Sometimes it’s not complex narratives, layered boss fights or grand multiplayer levels that do it for people. Sometimes, you just need to see waves of enemies getting mowed down time after time.
This story was sponsored by PlaySide Studios.
While gamers aren’t inundated with quite as many tower defense games as we used to have, back when Flash games were at the height of their popularity, the genre is still well serviced. Many major Flash era tower series are still running today, and tons of developers have used the rise of more portable, casual gaming, to test new perspectives and ideas.
If you’re looking for scratch an itch that can only be pleased by waves of endless enemies and constant turret fire, here’s seven tower defense games this year worth keeping on your radar.
Defend The Bits TD
After a tower defense game sporting a bright, vibrant, voxel-based look akin to Minecraft or Crossy Road? Defend The Bits TD, a premium re-launch of its mobile predecessor, fits the bill perfectly.
The game comes with hundreds of quests, more than 20 upgradeable characters and classes, towers, and multiple abilities you can deploy in the heat of battle. Keep an eye out for the unicorn slap!
Defend The Bits TD is out now for PC via Steam.
Creeper World 4
If you want your tower defense experience to have more of a complicated vibe, then Creeper World 4 is worth a shot. Instead of guarding static lanes that individual enemies and bosses wander down, Creeper World 4 has you defending a giant 3D space that the eponymous Creeper tries to capture.
The experience of playing Creeper World 4 is a little more akin to an old-school real-time strategy game, although you’re not commanding legions of units and needing hundreds of actions per second to win each level. Defending your ground in Creeper World 4 isn’t too hard — the real challenge lies in taking ground, and defeating the Creeper for good.
Creeper World 4 is out now via Steam.
Kingdom Rush Frontiers
The Kingdom Rush franchise has grown enormously from its Flash roots. Originally released as a browser game back in 2013, Kingdom Rush: Frontiers was relaunched a few years later on mobiles, PC and later, the Nintendo Switch.
Frontiers is commonly considered one of the most comprehensive tower defense games of all time. There’s special tower upgrades to leverage necromancy, crossbow forts, and earthquakes. The towers themselves have over 18 separate abilities you can trigger. There’s more than 40 enemies to conquer, 9 heroes with their own abilities and specialties to command, boss fights, an upgrade system. And if that’s not enough, there’s multiple difficulty levels to work through.
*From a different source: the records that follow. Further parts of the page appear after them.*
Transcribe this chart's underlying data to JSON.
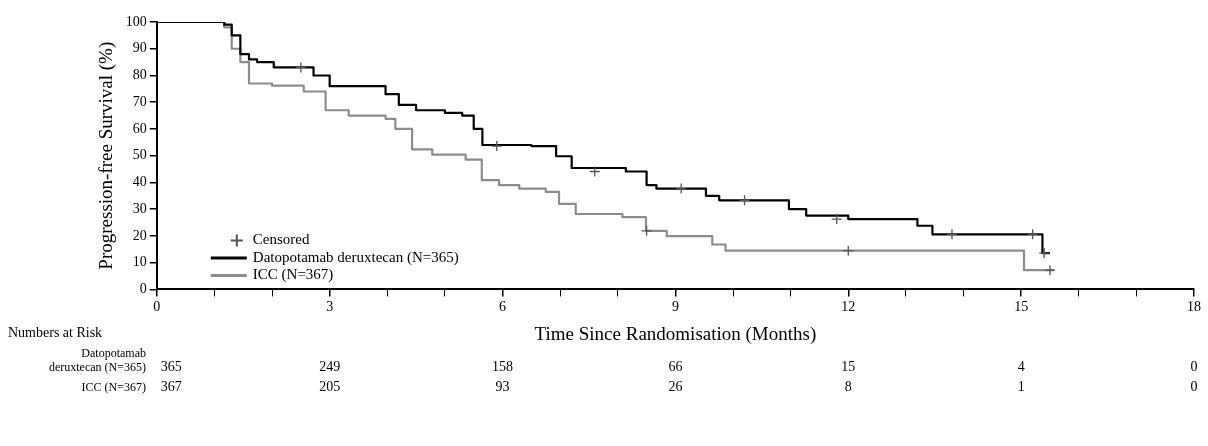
{
  "chart_data": {
    "type": "step",
    "xlabel": "Time Since Randomisation (Months)",
    "ylabel": "Progression-free Survival (%)",
    "xlim": [
      0,
      18
    ],
    "xticks": [
      0,
      {
        "value": 1,
        "label": null
      },
      {
        "value": 2,
        "label": null
      },
      3,
      {
        "value": 4,
        "label": null
      },
      {
        "value": 5,
        "label": null
      },
      6,
      {
        "value": 7,
        "label": null
      },
      {
        "value": 8,
        "label": null
      },
      9,
      {
        "value": 10,
        "label": null
      },
      {
        "value": 11,
        "label": null
      },
      12,
      {
        "value": 13,
        "label": null
      },
      {
        "value": 14,
        "label": null
      },
      15,
      {
        "value": 16,
        "label": null
      },
      {
        "value": 17,
        "label": null
      },
      18
    ],
    "ylim": [
      0,
      100
    ],
    "yticks": [
      0,
      10,
      20,
      30,
      40,
      50,
      60,
      70,
      80,
      90,
      100
    ],
    "grid": false,
    "legend": "bottom left",
    "series": [
      {
        "name": "Censored",
        "type": "scatter",
        "marker": "cross",
        "color": "#555555",
        "x": [
          2.5,
          5.9,
          7.6,
          9.1,
          10.2,
          11.8,
          13.8,
          15.2,
          15.4,
          8.5,
          12.0,
          15.5
        ],
        "values": [
          83,
          53.6,
          44.1,
          37.7,
          33.3,
          26.3,
          20.6,
          20.6,
          13.6,
          21.9,
          14.5,
          7.2
        ]
      },
      {
        "name": "Datopotamab deruxtecan (N=365)",
        "color": "#000000",
        "x": [
          0,
          1.17,
          1.3,
          1.45,
          1.6,
          1.74,
          2.03,
          2.72,
          3.0,
          3.97,
          4.2,
          4.5,
          5.0,
          5.3,
          5.5,
          5.65,
          6.5,
          6.93,
          7.2,
          8.14,
          8.5,
          8.67,
          9.53,
          9.76,
          10.97,
          11.27,
          12.0,
          13.2,
          13.46,
          15.37,
          15.5
        ],
        "values": [
          100,
          99,
          95,
          88,
          86,
          85,
          83,
          80,
          76,
          73,
          69,
          67,
          66,
          65,
          60,
          54,
          53.6,
          49.8,
          45.4,
          44.1,
          39,
          37.7,
          35,
          33.3,
          30,
          27.6,
          26.3,
          23.8,
          20.6,
          13.6,
          13.6
        ]
      },
      {
        "name": "ICC (N=367)",
        "color": "#8c8c8c",
        "x": [
          0,
          1.17,
          1.3,
          1.45,
          1.6,
          2.0,
          2.55,
          2.93,
          3.33,
          3.97,
          4.14,
          4.43,
          4.78,
          5.36,
          5.64,
          5.94,
          6.29,
          6.75,
          6.98,
          7.27,
          8.08,
          8.49,
          8.85,
          9.64,
          9.87,
          15.05,
          15.57
        ],
        "values": [
          100,
          98,
          90,
          85,
          77,
          76.2,
          74,
          67,
          65,
          63.8,
          60,
          52.4,
          50.4,
          48.5,
          40.9,
          39,
          37.7,
          36.5,
          32,
          28.2,
          27,
          21.9,
          19.9,
          16.8,
          14.5,
          7.2,
          7.2
        ]
      }
    ],
    "annotations": [
      "Numbers at Risk",
      "Datopotamab deruxtecan (N=365)",
      "365",
      "249",
      "158",
      "66",
      "15",
      "4",
      "0",
      "ICC (N=367)",
      "367",
      "205",
      "93",
      "26",
      "8",
      "1",
      "0"
    ]
  }
}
Kingdom Rush Frontiers is out now for iOS and Android, PC through Steam, and the Nintendo Switch via the Nintendo eShop.
Rogue Tower
Big fan of roguelikes and roguelite elements in your games? Rogue Tower takes that approach to tower defense games, with a neat twist. Instead of clearing things level by level, Rogue Tower gives you a path that constantly extends the longer you survive.
Every time you survive, Rogue Tower gives you a choice: what direction do you want to expand the path? You can wind the path as much as you like, keeping enemies as far away from your tower, or you can converge the paths to maximise the damage done by your AOE towers.
There’s also structural changes that are fun to play with. Towers in Rogue Tower have elevation, getting damage bonuses the higher they are. Certain towers get specific benefits from precise locations. There’s randomised upgrades and unlocks the longer you survive, and increasingly complex enemies to defeat.
Rogue Tower is out now on PC via Steam.
Dungeon Warfare 2
If it’s a very classic tower defense you’re after without too many complicated twists, Dungeon Warfare 2 is an absolute blast. The game pits you as a dungeon lord, protecting your spoils of war against greedy heroes and adventures by laying the most complex, powerful web of traps and towers possible.
It’s very Dungeon Keeper, without the first-person summoning and the trickier resource management. Dungeon Warfare 2 also has a full suite of boss battles, upgrade trees, over 60 handcrafted levels, an equipment system with more than 30 items, and endless mode, and a customisable difficulty.
Dungeon Warfare 2 is out now for PC and Mac via Steam, and on Android phones.